Tuesday, August 23, 2011

I feel the earth move under my feet



Or not. Although it is unusual to experience a magnitude 5.9 earthquake in Richmond, Virginia, it is apparently not unheard of, since that's what just happened.

I was sitting at my desk when the shaking started, and my first thought was that the kids were horsing around in the playroom next door. I was about to yell, "What's going on in there?" when I remembered that they were playing outside. Then I thought it was the spin cycle on the washer, because it had that rhythmic sort of chugga-chugga-CHUGGA quality to it, and I was trying to remember if I had put anything heavy (like a comforter) in that last load. THEN, finally, it dawned on me that it was an earthquake and I was like, 'Holy shit!' and ran outside to see if the kids were okay.
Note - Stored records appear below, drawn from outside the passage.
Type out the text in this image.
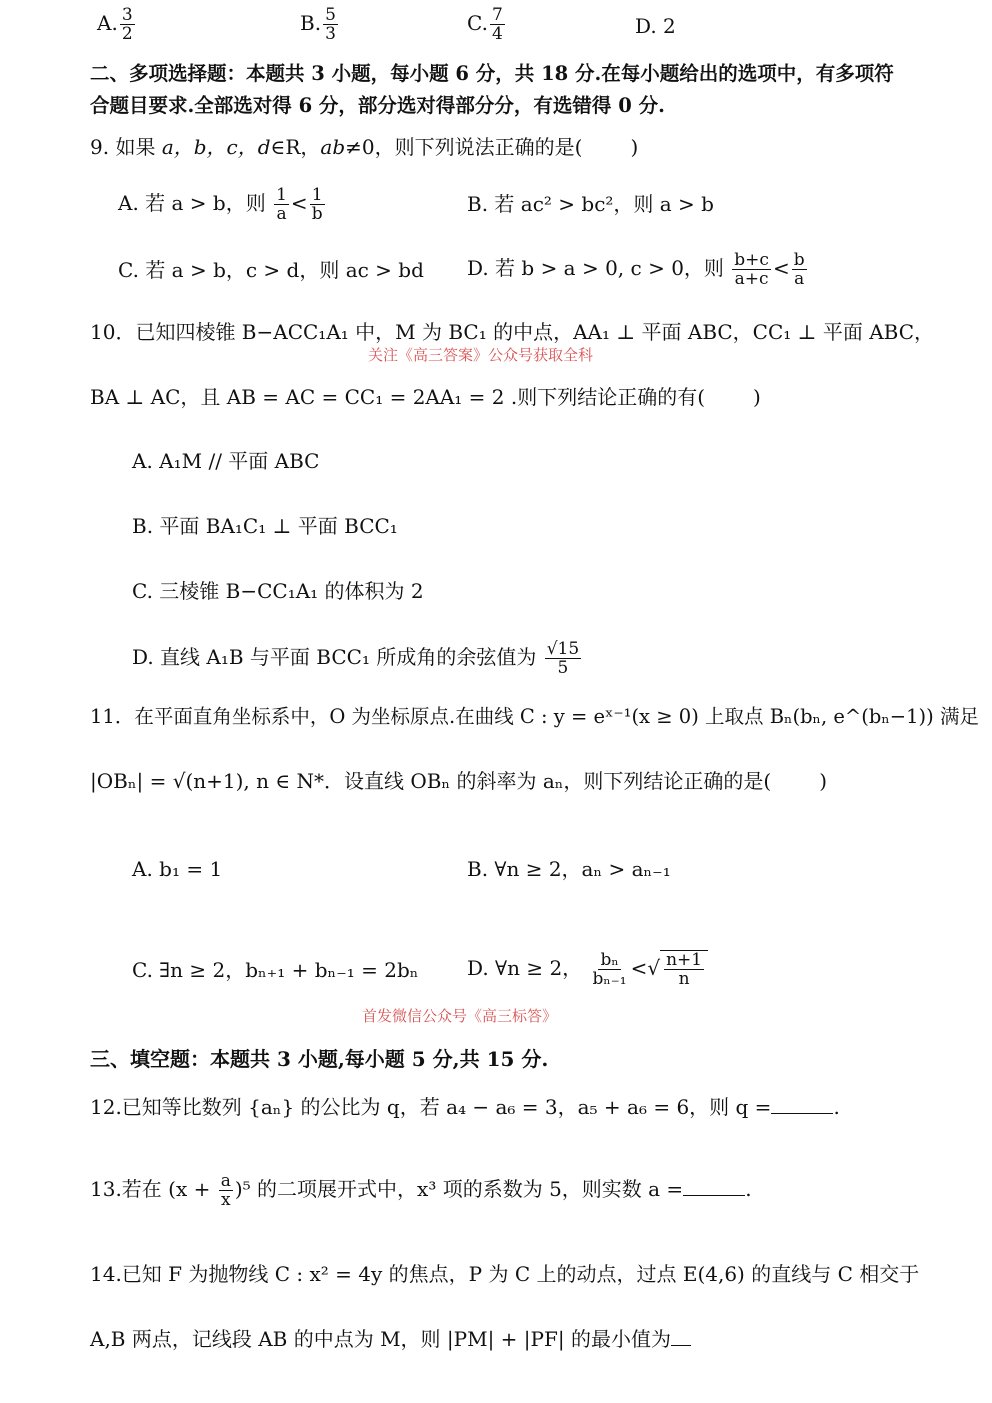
A. $\frac{3}{2}$	B. $\frac{5}{3}$	C. $\frac{7}{4}$	D. 2
二、多项选择题：本题共 3 小题，每小题 6 分，共 18 分.在每小题给出的选项中，有多项符
合题目要求.全部选对得 6 分，部分选对得部分分，有选错得 0 分.
9. 如果 a，b，c，d∈R，ab≠0，则下列说法正确的是( )
A. 若 a > b，则 $\frac{1}{a} < \frac{1}{b}$	B. 若 ac² > bc²，则 a > b
C. 若 a > b，c > d，则 ac > bd D. 若 b > a > 0, c > 0，则 $\frac{b+c}{a+c} < \frac{b}{a}$
10．已知四棱锥 B−ACC₁A₁ 中，M 为 BC₁ 的中点，AA₁ ⊥ 平面 ABC，CC₁ ⊥ 平面 ABC，
关注《高三答案》公众号获取全科
BA ⊥ AC，且 AB = AC = CC₁ = 2AA₁ = 2 .则下列结论正确的有( )
A. A₁M // 平面 ABC
B. 平面 BA₁C₁ ⊥ 平面 BCC₁
C. 三棱锥 B−CC₁A₁ 的体积为 2
D. 直线 A₁B 与平面 BCC₁ 所成角的余弦值为 $\frac{√15}{5}$
11．在平面直角坐标系中，O 为坐标原点.在曲线 C : y = eˣ⁻¹(x ≥ 0) 上取点 Bₙ(bₙ, e^(bₙ−1)) 满足
|OBₙ| = √(n+1), n ∈ N*．设直线 OBₙ 的斜率为 aₙ，则下列结论正确的是( )
A. b₁ = 1	B. ∀n ≥ 2，aₙ > aₙ₋₁
C. ∃n ≥ 2，bₙ₊₁ + bₙ₋₁ = 2bₙ D. ∀n ≥ 2， $\frac{\text{bₙ}}{\text{bₙ₋₁}}$ <√ $\frac{n+1}{n}$
首发微信公众号《高三标答》
三、填空题：本题共 3 小题,每小题 5 分,共 15 分.
12.已知等比数列 {aₙ} 的公比为 q，若 a₄ − a₆ = 3，a₅ + a₆ = 6，则 q =	.
13.若在 $(x + \frac{a}{x} )^5$ 的二项展开式中，x³ 项的系数为 5，则实数 a =	.
14.已知 F 为抛物线 C : x² = 4y 的焦点，P 为 C 上的动点，过点 E(4,6) 的直线与 C 相交于
A,B 两点，记线段 AB 的中点为 M，则 |PM| + |PF| 的最小值为
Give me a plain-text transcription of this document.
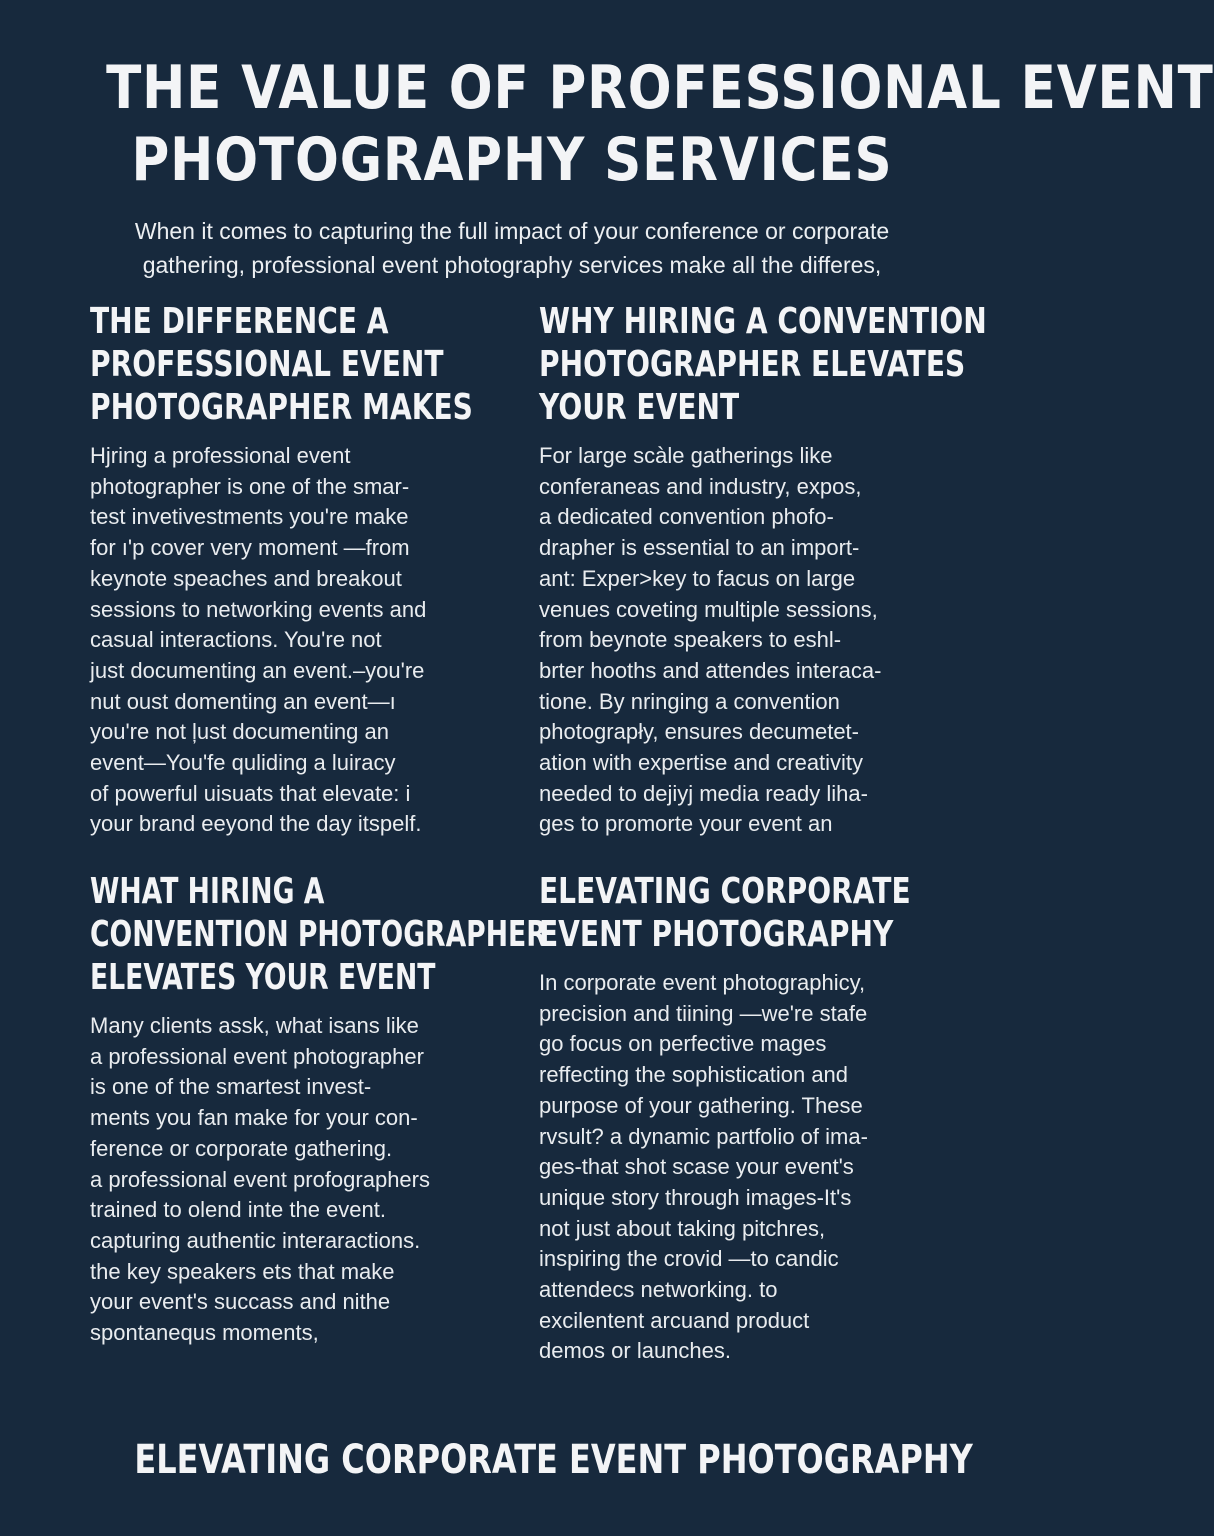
THE VALUE OF PROFESSIONAL EVENT
PHOTOGRAPHY SERVICES

When it comes to capturing the full impact of your conference or corporate
gathering, professional event photography services make all the differes,

THE DIFFERENCE A
PROFESSIONAL EVENT
PHOTOGRAPHER MAKES

Hjring a professional event
photographer is one of the smar-
test invetivestments you're make
for ı'p cover very moment —from
keynote speaches and breakout
sessions to networking events and
casual interactions. You're not
just documenting an event.–you're
nut oust domenting an event—ı
you're not ļust documenting an
event—You'fe quliding a luiracy
of powerful uisuats that elevate: i
your brand eeyond the day itspelf.

WHY HIRING A CONVENTION
PHOTOGRAPHER ELEVATES
YOUR EVENT

For large scàle gatherings like
conferaneas and industry, expos,
a dedicated convention phofo-
drapher is essential to an import-
ant: Exper>key to facus on large
venues coveting multiple sessions,
from beynote speakers to eshl-
brter hooths and attendes interaca-
tione. By nringing a convention
photograpły, ensures decumetet-
ation with expertise and creativity
needed to dejiyj media ready liha-
ges to promorte your event an

WHAT HIRING A
CONVENTION PHOTOGRAPHER
ELEVATES YOUR EVENT

Many clients assk, what isans like
a professional event photographer
is one of the smartest invest-
ments you fan make for your con-
ference or corporate gathering.
a professional event profographers
trained to olend inte the event.
capturing authentic interaractions.
the key speakers ets that make
your event's succass and nithe
spontanequs moments,

ELEVATING CORPORATE
EVENT PHOTOGRAPHY

In corporate event photographicy,
precision and tiining —we're stafe
go focus on perfective mages
reffecting the sophistication and
purpose of your gathering. These
rvsult? a dynamic partfolio of ima-
ges-that shot scase your event's
unique story through images-It's
not just about taking pitchres,
inspiring the crovid —to candic
attendecs networking. to
excilentent arcuand product
demos or launches.

ELEVATING CORPORATE EVENT PHOTOGRAPHY
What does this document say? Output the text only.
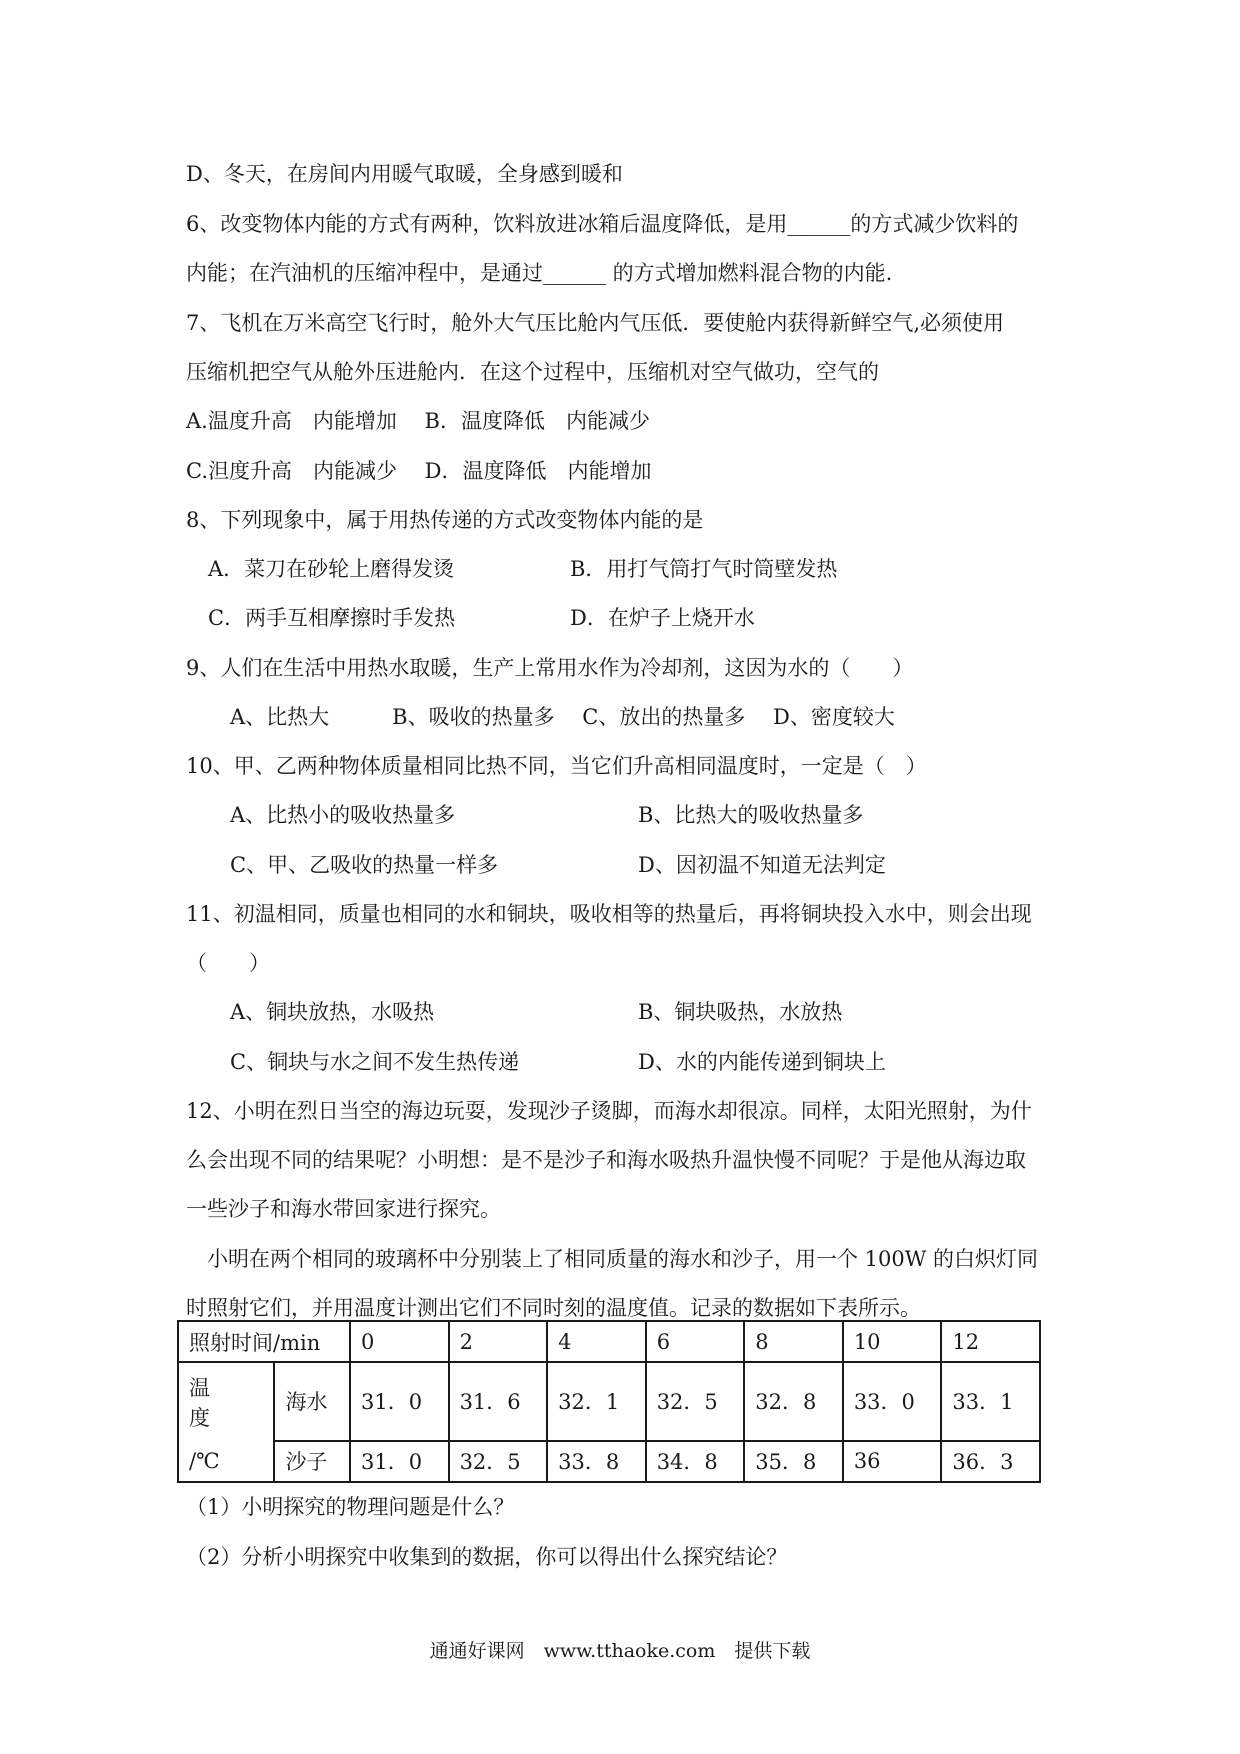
D、冬天，在房间内用暖气取暖，全身感到暖和
6、改变物体内能的方式有两种，饮料放进冰箱后温度降低，是用______的方式减少饮料的
内能；在汽油机的压缩冲程中，是通过______ 的方式增加燃料混合物的内能.
7、飞机在万米高空飞行时，舱外大气压比舱内气压低．要使舱内获得新鲜空气,必须使用
压缩机把空气从舱外压进舱内．在这个过程中，压缩机对空气做功，空气的
A.温度升高　内能增加　 B．温度降低　内能减少
C.泹度升高　内能减少　 D．温度降低　内能增加
8、下列现象中，属于用热传递的方式改变物体内能的是
A．菜刀在砂轮上磨得发烫	B．用打气筒打气时筒壁发热
C．两手互相摩擦时手发热	D．在炉子上烧开水
9、人们在生活中用热水取暖，生产上常用水作为冷却剂，这因为水的（　　）
A、比热大　　　B、吸收的热量多　 C、放出的热量多　 D、密度较大
10、甲、乙两种物体质量相同比热不同，当它们升高相同温度时，一定是（　）
A、比热小的吸收热量多	B、比热大的吸收热量多
C、甲、乙吸收的热量一样多	D、因初温不知道无法判定
11、初温相同，质量也相同的水和铜块，吸收相等的热量后，再将铜块投入水中，则会出现
（　　）
A、铜块放热，水吸热	B、铜块吸热，水放热
C、铜块与水之间不发生热传递	D、水的内能传递到铜块上
12、小明在烈日当空的海边玩耍，发现沙子烫脚，而海水却很凉。同样，太阳光照射，为什
么会出现不同的结果呢？小明想：是不是沙子和海水吸热升温快慢不同呢？于是他从海边取
一些沙子和海水带回家进行探究。
　小明在两个相同的玻璃杯中分别装上了相同质量的海水和沙子，用一个 100W 的白炽灯同
时照射它们，并用温度计测出它们不同时刻的温度值。记录的数据如下表所示。
照射时间/min		0	2	4	6	8	10	12
温　　度	海水	31．0	31．6	32．1	32．5	32．8	33．0	33．1
/℃	沙子	31．0	32．5	33．8	34．8	35．8	36	36．3
（1）小明探究的物理问题是什么？
（2）分析小明探究中收集到的数据，你可以得出什么探究结论？
通通好课网　www.tthaoke.com　提供下载
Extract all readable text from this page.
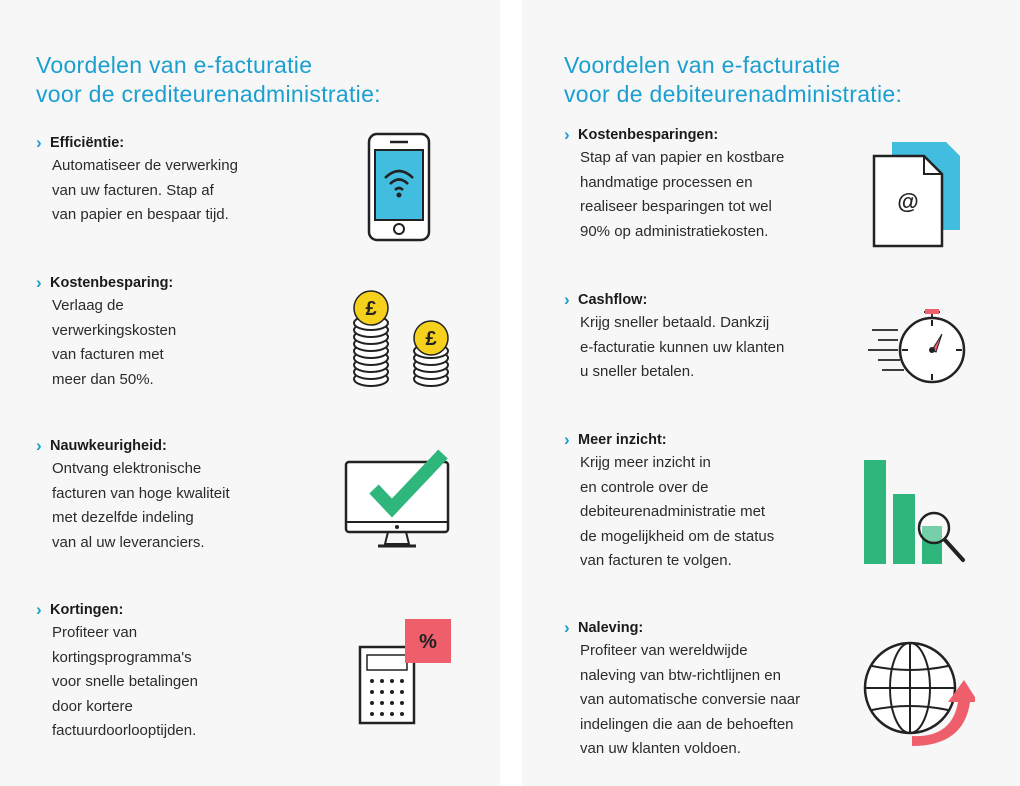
Voordelen van e-facturatie
voor de crediteurenadministratie:
› Efficiëntie:
Automatiseer de verwerking
van uw facturen. Stap af
van papier en bespaar tijd.
› Kostenbesparing:
Verlaag de
verwerkingskosten
van facturen met
meer dan 50%.
› Nauwkeurigheid:
Ontvang elektronische
facturen van hoge kwaliteit
met dezelfde indeling
van al uw leveranciers.
› Kortingen:
Profiteer van
kortingsprogramma's
voor snelle betalingen
door kortere
factuurdoorlooptijden.
£
£
%
Voordelen van e-facturatie
voor de debiteurenadministratie:
› Kostenbesparingen:
Stap af van papier en kostbare
handmatige processen en
realiseer besparingen tot wel
90% op administratiekosten.
› Cashflow:
Krijg sneller betaald. Dankzij
e-facturatie kunnen uw klanten
u sneller betalen.
› Meer inzicht:
Krijg meer inzicht in
en controle over de
debiteurenadministratie met
de mogelijkheid om de status
van facturen te volgen.
› Naleving:
Profiteer van wereldwijde
naleving van btw-richtlijnen en
van automatische conversie naar
indelingen die aan de behoeften
van uw klanten voldoen.
@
And they were. They are. We're all fine.

This was, by my count, my fifth earthquake. Or fifth that was big enough to really count for something, I guess. I lived in Southern California for seven years, and during that time there were countless little ones, little trembles that made you sort of cock your head like a dog listening for a whistle and go, "Was that...?" before you moved on with your day.

But the ones that I distinctly remember as Events are as follows:

1) Rawlins, Wyoming - I was in fifth grade, so it would have been 1984 or so. My reading group and I are all sitting around the half-moon shaped table, with our teacher sitting in the little cut-out on the flat side. She accuses us all, in turn, of being the naughty kid who is kicking the table hard enough to make it shake. This is tough for us, because in my reading group we are the nerds, the well-behaved Lisa Simpsons of our day, and to be accused of acting out is highly unusual for us. And then we all realize that it's actually an earthquake. (Which is highly unusual for Wyoming.) One of the walls of the school cracked, I remember, making a neat zig-zag right along the fault lines of the mortar between the bricks. Other seismic events that year include my parents' divorce, which I found out about from one of my teachers, when she asked me if I was okay, and I was like, "Yeah. Why?" and she told me. Gotta love a small town. (Or not.)

2) Los Angeles, California - The first of my three L.A. quakes (1999?) comes in the middle of the night, approximately 2 a.m. I wake up disoriented, wondering why my bed is moving one direction and I am moving the other. A couple pictures on my desk fall over and I realize what is going on. I rush out into the hallway where my grad-school roommate has just emerged from her bedroom. We smile goofily at each other and she yells, "Earthquake!" like a soccer announcer yelling, "Goal!" We are strangely giddy, as it's the first one for both of us since moving to Southern California, and it somehow doesn't seem like it's serious enough to warrant panic. A couple small aftershocks keep us awake the rest of the night, but other than that, nothing else really happened.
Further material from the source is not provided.